アーサ王子の君影草 下巻 ~約束の箱庭にて、再び~
「す、すみません。どうしても慣れなくて…」

「もう〜、どんなに可愛らしく謝っても駄目ですよ!」

 両手を胸の前でぎゅっとしながら謝る姿のスズランはとても可愛らしく、何でも許したくなってしまいそうだ。現にサリベルもリーナも骨抜き状態に近く、口調とは裏腹にその叱責はどこか甘い。最早本気で咎める気はないのか、二人の表情はすでに陥落していた。
 この様子を見てジュリアンが小さく笑う。

「あ、そういえば俺たちさ。
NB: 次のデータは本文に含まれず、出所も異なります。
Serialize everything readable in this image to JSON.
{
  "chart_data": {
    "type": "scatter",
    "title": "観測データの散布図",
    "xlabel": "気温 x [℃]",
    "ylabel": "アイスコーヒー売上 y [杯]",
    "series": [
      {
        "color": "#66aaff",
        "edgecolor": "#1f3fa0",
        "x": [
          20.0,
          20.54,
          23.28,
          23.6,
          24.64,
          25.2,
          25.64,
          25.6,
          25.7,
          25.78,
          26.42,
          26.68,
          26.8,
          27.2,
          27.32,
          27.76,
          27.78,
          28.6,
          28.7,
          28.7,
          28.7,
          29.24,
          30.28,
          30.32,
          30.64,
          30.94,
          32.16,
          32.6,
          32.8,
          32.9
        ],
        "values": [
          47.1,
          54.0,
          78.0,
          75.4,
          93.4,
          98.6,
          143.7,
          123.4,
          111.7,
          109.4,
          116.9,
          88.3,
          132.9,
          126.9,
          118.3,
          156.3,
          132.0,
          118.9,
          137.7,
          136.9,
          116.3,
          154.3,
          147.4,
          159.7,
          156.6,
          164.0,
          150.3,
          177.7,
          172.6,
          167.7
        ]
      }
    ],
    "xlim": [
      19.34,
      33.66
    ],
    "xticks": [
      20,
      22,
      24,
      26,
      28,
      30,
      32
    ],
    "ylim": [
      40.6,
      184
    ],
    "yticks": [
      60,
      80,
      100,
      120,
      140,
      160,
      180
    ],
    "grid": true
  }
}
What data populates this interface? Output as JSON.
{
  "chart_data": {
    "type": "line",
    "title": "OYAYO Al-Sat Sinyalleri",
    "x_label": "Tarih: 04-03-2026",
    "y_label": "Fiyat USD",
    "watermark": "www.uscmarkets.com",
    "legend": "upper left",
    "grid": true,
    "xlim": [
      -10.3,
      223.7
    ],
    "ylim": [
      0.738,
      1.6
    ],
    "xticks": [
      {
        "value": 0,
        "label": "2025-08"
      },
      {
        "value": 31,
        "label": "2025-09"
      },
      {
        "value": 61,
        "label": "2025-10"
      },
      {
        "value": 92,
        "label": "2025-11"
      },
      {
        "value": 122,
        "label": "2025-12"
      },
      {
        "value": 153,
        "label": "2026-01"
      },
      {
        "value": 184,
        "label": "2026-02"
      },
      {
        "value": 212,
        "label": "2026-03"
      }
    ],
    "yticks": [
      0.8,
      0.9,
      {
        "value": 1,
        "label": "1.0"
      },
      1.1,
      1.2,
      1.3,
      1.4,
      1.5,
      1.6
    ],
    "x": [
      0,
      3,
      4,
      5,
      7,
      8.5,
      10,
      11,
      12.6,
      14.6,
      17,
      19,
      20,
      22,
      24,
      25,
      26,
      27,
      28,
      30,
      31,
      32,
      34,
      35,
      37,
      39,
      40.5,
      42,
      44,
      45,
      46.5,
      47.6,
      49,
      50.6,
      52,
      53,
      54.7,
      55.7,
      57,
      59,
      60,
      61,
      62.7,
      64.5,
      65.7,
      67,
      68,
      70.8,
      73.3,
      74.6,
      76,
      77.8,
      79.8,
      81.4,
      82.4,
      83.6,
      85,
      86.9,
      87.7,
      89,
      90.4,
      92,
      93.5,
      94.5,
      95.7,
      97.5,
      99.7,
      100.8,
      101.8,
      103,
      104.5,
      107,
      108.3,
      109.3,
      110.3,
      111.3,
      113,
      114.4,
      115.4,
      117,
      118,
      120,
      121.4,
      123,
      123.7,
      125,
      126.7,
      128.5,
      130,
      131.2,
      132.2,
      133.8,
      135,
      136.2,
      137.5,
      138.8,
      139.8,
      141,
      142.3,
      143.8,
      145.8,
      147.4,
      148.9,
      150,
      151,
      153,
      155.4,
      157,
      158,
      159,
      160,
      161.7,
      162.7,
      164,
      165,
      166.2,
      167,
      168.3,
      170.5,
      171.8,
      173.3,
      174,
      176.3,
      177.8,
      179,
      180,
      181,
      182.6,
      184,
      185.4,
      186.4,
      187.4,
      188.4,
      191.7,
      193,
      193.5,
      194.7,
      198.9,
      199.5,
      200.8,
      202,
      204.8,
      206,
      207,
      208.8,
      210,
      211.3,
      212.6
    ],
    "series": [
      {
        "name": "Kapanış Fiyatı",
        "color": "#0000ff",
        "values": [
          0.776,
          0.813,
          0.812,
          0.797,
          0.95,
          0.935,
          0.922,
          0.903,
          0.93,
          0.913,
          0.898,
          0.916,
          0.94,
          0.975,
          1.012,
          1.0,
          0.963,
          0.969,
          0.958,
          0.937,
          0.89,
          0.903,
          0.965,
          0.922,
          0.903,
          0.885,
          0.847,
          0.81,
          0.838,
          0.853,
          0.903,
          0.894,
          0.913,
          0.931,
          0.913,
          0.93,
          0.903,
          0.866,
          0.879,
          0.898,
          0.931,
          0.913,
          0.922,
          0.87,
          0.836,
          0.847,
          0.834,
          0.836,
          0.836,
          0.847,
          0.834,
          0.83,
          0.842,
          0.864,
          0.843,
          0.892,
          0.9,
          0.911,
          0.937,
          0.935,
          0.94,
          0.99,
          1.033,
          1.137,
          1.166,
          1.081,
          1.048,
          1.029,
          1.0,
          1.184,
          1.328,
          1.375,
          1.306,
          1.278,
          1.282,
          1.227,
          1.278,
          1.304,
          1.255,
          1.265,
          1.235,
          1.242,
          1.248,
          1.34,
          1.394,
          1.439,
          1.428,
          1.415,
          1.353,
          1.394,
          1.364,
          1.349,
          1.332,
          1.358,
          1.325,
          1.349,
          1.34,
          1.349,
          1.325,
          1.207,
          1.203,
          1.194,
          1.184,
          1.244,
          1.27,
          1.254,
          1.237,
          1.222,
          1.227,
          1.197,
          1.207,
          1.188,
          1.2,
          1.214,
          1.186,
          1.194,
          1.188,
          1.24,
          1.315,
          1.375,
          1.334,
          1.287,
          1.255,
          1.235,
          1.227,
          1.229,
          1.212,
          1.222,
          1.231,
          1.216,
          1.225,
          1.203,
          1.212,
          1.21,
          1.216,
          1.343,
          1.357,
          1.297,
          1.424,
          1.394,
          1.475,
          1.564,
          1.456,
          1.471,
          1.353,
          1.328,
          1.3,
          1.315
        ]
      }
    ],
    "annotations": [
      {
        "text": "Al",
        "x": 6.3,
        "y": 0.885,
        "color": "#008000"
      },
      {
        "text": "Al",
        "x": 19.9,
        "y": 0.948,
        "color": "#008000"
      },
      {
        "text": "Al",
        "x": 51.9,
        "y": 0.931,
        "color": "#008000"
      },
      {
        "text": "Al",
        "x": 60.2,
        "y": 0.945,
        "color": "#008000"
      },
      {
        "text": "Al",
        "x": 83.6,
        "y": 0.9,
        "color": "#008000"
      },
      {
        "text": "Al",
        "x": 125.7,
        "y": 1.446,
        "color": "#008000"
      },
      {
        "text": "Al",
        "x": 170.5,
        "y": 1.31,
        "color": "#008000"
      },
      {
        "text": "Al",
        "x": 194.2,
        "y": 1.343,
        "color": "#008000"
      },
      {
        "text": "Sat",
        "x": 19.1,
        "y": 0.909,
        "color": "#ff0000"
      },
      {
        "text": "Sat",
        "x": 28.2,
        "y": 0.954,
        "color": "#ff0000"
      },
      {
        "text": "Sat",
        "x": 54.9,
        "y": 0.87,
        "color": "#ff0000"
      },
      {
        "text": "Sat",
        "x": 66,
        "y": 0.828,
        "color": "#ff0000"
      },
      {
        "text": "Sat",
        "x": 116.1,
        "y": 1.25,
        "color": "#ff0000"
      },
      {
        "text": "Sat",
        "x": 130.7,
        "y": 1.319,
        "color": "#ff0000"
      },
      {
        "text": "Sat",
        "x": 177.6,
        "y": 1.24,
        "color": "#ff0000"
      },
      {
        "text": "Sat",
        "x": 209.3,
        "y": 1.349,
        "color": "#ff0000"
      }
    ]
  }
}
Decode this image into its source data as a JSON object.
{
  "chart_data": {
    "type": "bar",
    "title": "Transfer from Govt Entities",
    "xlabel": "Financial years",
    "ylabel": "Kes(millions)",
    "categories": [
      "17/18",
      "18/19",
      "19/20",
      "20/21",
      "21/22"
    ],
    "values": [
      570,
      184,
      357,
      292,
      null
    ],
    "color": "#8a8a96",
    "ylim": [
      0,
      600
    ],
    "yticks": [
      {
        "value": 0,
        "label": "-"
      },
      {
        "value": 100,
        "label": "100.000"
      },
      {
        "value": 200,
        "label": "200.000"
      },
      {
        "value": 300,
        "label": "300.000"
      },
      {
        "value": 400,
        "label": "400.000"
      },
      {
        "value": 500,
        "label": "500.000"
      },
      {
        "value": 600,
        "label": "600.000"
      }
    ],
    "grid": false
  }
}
実はリリィオス様に一度だけ会ったことがあるんだぜ! な、アーサ」

「え! そうなの?」

 ジュリアンの言葉にスズランが振り返る。

「ああ、以前うちの国で開かれた定例会の時か」

「まあ会ったって言っても、俺の目の前を通り過ぎただけだけどね」

 実質、あれが本来の役割を果たした最後の定例会だった……と思いにふけかけるが、スズランが知りたいのはそこでは無い。果然落ち着かない様子だ。

「……えっと、その」

「言われてみればスズランちゃん、リリィオス様と雰囲気が似てたもんなあ。なんて言うか透き通る肌に、物言う花みたいな佇まいでさ。あ、でも……当時の俺と同じくらいの背丈だったから、スズランちゃんよりも少し小柄かもだけど……いやぁ、俺には煌めいてすら見えたね」

 女性とあらば必ず褒め称える───それがジュリアンの信条らしい。サリベルとリーナは揃って小さく溜め息を吐き、顔を見合わせた。